In both 2006 and 2007 we grew the seed of the second and third generations of seeds saved from Yellow Jubilee.  There is quite a bit of variation in seed characteristics (size, color and pattern) indicating that indeed, as presumed, Yellow Jubilee was a F1 hybrid.  Below you can see variations in fruit and plant also very apparent in recent generations.  The fruit, instead of starting out completely yellow, can be mottled green and yellow to entirely green turning yellow at maturity or remaining green.  Some interesting genetics.  Many of the plants show the characteristic chlorotic condition of yellow skinned watermelons.  Stems and leaves have a definite yellow look as chlorophyll fails to be produced in the cells adjacent to veins.  This is not a nutrient deficiency but instead is genetically linked to the yellow skin characteristic.

      

The green skin F3 generation melons show normal leaf characteristics. 

The yellow skin watermelons get their characteristic from a single recessive "go" gene named by Cornell breeder, Dick Robinson, for "Royal Golden", an heirloom melon he studied the genetics of 25 years ago.  Just why some yellow skinned watermelons start out yellow while others turn from pure green to yellow is a matter of how the "go" gene is expressed and the intermediate yellow and green immature fruit of the F3 generation of Yellow Jubilee may provide a clue in how the gene is expressed.  It doesn't help that water stress and other environmental factors can cause some variability in gene expression.  This year we're backcrossing some of the yellow skin F2's with the original F1 to increase the expression of immature yellow skin fruit.
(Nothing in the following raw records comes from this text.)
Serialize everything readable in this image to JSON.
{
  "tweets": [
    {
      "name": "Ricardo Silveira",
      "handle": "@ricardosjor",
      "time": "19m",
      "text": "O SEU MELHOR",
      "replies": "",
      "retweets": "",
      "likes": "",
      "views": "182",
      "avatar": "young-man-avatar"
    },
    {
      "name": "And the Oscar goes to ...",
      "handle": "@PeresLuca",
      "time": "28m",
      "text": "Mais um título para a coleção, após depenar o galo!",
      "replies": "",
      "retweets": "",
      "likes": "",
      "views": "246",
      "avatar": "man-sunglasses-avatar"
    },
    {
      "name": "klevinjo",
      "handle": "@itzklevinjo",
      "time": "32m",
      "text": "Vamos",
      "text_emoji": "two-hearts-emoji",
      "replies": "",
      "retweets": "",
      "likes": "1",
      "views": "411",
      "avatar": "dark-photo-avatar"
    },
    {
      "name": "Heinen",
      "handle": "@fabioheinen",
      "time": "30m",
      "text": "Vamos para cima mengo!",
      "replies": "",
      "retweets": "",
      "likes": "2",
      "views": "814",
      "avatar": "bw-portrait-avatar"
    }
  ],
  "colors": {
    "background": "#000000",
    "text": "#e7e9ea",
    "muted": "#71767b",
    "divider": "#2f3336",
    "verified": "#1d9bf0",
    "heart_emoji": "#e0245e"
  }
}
"Royal Golden", source of the "go" gene, is a large melon looking a lot like a pumpkin when it ripens from green to orange is still available through some small seed companies that preserve the older varieties.  I don't know if it is the same cultivar as "Pumpkin Rind" (which I haven't grown).  I suspect that it is very similar.  "Pumpkin Rind" is mentioned as the yellow skinned parent of another melon still seen in commerce, "Golden Midget" which was developed in the late 1950's at the University of New Hampshire by Elwyn Meader and Albert Yeager.  Golden Midget gets it's better qualities from "New Hampshire Midget", a small, early sweet melon which is green skinned.